The third point of discussion is about the most common term in digital imaging platform, RGB or Red-Green-Blue. All the consumer digital camera giants are experimenting with this RGB to implement it in different ways and patterns in the sensor to achieve the best possible image and color reproduction. But the source of these concepts or experiments is actually the underlying phenomenon of human vision. Whilst there is only one type of rod cells exist in the human retina, there are three types of cone cells that have been identified. These three types of cone cells are sensitive to the three types of colors and hence denoted as short (S), medium (M) and long (L) wavelength cones but they are by no means found in equal numbers. Here is my attempt to put their color sensitivity, peak sensitivities and distribution percentage in tabular form for easier understanding:

Types of cones	Color sensitivity	Peak sensitivity	Distribution %
Short	Blue	420 nm (highest)	1-2%
Medium	Green	534 nm	32%
Long	Red	564 nm	64%

*The integrated peak sensitivity of the cones is close to 555 nm, which corresponds closely to the peak output of the sun.
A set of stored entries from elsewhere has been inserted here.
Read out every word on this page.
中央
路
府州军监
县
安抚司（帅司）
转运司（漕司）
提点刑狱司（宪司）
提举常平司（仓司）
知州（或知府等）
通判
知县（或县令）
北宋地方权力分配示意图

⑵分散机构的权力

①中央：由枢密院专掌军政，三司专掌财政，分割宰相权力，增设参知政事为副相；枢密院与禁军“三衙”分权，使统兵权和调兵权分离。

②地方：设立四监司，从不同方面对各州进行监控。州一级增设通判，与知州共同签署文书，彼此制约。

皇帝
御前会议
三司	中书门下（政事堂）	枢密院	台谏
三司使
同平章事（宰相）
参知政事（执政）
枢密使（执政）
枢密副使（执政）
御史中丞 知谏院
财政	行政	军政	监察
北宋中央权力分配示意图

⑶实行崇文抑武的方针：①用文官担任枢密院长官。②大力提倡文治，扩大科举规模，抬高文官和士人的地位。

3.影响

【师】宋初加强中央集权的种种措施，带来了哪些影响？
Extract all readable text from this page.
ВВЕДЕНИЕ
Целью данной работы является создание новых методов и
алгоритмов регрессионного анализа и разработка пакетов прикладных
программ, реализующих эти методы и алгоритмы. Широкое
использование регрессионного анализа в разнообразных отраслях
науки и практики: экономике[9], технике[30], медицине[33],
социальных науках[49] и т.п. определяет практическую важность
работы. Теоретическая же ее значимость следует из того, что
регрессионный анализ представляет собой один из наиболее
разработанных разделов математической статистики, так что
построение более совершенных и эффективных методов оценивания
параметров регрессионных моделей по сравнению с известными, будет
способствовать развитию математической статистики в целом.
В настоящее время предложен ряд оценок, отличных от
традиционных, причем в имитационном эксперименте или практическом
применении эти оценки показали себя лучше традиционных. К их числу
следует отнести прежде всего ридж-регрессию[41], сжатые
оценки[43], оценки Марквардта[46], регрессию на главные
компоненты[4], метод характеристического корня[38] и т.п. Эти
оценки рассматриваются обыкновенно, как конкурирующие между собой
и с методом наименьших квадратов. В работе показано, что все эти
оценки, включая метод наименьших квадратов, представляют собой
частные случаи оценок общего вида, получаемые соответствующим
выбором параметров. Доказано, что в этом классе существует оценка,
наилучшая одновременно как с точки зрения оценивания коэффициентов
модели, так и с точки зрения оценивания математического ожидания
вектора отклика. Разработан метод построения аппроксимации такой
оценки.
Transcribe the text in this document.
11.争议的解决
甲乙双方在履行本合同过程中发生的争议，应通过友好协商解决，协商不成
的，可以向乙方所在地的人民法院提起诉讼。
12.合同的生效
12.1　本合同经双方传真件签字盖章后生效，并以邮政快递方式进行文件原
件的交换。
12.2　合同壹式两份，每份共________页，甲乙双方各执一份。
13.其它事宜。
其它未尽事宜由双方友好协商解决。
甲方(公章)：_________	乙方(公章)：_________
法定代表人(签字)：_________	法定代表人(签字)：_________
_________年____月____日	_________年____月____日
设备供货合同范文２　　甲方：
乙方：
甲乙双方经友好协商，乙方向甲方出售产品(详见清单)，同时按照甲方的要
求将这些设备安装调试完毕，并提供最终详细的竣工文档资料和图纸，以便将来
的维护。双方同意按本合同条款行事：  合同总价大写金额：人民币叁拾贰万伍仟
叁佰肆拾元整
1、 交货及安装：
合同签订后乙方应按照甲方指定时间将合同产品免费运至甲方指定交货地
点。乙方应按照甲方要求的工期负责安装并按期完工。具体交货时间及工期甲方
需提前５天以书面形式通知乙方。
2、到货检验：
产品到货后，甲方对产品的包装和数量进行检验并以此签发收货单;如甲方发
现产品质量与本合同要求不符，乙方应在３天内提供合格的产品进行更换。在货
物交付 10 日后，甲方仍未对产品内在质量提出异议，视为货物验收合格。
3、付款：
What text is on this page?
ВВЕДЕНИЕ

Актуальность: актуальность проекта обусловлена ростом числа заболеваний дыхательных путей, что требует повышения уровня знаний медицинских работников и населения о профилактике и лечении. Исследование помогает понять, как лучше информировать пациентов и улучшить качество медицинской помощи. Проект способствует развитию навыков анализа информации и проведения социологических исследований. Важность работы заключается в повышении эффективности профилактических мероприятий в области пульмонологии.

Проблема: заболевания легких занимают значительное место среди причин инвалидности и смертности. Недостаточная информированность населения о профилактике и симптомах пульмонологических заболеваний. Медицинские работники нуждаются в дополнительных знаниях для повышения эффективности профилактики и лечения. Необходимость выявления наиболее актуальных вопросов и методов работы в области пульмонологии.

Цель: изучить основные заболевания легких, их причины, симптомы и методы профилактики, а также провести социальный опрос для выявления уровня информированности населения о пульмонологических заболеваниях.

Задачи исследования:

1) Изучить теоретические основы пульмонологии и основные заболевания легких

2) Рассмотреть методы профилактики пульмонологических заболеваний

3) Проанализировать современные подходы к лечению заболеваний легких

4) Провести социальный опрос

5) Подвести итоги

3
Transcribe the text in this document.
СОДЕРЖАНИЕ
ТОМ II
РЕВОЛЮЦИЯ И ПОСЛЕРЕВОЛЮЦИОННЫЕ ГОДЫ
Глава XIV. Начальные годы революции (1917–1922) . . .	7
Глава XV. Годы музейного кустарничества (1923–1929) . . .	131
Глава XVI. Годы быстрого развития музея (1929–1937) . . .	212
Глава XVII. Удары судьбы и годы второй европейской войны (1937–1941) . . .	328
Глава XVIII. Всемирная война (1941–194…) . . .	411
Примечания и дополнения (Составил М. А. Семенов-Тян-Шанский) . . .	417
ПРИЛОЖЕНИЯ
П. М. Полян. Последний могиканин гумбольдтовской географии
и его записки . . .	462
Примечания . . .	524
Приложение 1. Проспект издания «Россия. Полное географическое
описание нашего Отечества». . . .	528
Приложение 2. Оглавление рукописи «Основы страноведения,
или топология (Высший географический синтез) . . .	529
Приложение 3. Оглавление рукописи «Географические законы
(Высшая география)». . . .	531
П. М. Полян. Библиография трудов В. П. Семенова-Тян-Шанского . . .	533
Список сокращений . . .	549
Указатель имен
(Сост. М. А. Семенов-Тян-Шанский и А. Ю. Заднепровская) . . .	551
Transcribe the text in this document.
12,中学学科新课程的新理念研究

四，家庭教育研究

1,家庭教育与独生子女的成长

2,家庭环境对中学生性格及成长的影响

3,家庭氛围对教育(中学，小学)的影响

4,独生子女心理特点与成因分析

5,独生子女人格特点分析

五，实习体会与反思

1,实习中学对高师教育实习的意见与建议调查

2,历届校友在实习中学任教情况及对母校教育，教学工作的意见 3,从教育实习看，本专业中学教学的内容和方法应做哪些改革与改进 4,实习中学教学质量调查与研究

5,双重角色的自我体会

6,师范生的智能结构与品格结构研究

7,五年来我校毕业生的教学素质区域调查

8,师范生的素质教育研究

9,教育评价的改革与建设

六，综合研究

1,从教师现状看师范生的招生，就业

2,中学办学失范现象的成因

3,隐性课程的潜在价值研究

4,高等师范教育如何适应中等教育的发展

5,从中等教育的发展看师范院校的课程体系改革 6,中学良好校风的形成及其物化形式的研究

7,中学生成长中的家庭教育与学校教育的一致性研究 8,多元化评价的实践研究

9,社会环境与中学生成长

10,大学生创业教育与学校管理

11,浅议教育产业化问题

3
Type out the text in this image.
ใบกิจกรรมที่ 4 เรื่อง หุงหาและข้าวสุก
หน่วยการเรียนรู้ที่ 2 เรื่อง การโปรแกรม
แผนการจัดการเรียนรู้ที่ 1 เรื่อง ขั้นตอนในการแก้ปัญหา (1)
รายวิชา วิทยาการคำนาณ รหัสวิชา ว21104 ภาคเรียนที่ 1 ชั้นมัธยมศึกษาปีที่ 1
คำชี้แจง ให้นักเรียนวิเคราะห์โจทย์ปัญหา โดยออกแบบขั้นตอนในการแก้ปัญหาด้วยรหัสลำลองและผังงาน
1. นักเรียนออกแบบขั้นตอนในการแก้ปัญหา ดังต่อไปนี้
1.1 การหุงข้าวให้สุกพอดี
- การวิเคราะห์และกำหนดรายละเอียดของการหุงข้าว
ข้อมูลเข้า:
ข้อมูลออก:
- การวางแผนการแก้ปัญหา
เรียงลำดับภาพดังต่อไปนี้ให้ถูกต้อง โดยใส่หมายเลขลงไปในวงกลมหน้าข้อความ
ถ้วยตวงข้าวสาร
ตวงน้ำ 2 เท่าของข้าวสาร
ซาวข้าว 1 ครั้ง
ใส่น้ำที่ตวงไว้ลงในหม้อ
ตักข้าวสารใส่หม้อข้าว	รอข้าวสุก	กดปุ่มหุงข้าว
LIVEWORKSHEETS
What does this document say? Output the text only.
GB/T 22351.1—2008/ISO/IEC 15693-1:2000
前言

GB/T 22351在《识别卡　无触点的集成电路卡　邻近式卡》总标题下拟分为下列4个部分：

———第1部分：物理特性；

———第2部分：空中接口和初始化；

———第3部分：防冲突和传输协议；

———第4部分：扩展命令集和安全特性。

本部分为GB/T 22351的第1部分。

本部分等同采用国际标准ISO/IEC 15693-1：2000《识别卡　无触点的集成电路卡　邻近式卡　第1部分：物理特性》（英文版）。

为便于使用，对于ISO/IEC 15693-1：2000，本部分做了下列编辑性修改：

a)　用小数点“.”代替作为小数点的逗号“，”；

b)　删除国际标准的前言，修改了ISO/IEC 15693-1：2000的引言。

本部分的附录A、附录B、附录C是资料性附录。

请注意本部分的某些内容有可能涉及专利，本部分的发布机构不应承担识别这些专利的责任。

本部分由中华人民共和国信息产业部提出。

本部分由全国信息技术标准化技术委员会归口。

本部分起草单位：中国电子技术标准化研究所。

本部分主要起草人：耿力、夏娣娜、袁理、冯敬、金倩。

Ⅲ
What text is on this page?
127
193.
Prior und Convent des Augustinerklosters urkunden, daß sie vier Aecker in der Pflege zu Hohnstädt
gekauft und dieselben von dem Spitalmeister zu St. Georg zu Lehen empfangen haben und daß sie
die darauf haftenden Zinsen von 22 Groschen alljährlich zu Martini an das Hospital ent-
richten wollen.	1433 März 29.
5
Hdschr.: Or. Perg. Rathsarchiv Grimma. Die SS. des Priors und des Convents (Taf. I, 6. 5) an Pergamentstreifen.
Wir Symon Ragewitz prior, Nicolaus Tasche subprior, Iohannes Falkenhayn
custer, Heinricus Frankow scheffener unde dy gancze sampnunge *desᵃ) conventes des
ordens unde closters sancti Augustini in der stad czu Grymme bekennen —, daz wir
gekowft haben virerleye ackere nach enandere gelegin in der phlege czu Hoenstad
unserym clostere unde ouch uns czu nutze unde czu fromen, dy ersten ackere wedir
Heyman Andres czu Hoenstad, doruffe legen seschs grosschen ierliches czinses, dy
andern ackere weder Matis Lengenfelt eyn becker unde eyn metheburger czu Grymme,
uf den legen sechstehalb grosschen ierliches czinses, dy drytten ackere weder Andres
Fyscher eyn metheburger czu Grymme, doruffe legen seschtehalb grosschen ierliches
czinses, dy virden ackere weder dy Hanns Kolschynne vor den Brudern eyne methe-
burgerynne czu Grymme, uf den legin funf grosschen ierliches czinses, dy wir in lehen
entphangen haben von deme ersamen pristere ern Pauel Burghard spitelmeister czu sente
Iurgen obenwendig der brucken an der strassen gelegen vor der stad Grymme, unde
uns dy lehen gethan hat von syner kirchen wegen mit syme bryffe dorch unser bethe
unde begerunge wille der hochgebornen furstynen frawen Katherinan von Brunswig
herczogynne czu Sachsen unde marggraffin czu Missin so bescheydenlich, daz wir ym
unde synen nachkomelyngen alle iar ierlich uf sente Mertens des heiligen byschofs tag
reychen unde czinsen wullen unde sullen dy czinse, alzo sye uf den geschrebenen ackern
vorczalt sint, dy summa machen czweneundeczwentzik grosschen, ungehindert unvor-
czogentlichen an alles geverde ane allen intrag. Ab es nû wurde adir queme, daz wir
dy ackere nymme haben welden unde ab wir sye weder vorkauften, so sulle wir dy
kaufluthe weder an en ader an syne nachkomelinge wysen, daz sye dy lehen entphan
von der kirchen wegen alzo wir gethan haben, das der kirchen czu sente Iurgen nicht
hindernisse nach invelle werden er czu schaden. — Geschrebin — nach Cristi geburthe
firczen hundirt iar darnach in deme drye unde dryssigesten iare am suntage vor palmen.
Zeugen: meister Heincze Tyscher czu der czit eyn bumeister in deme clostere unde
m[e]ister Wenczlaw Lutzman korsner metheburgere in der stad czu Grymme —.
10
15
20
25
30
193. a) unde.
By exhibiting these instances, I am not at all discouraging anyone to buy a new digital camera system or upgrade to the newer technology; rather my intention is to encourage the aspiring photographers to nurture their own vision, the ultimate camera system that they already own and start practicing to scan (observe) and capture the frames without the assistance of any camera. This will enable anyone to exploit his or her existing digital camera system because often constrains give birth to the best creative minds. Or, as we often quoted, necessity is the mother of invention.

So, let’s start scanning your environment without wasting time behind researching & reading theoretical reviews about digital cameras on the Internet. Welcome to the world of art & science of Imaging!!!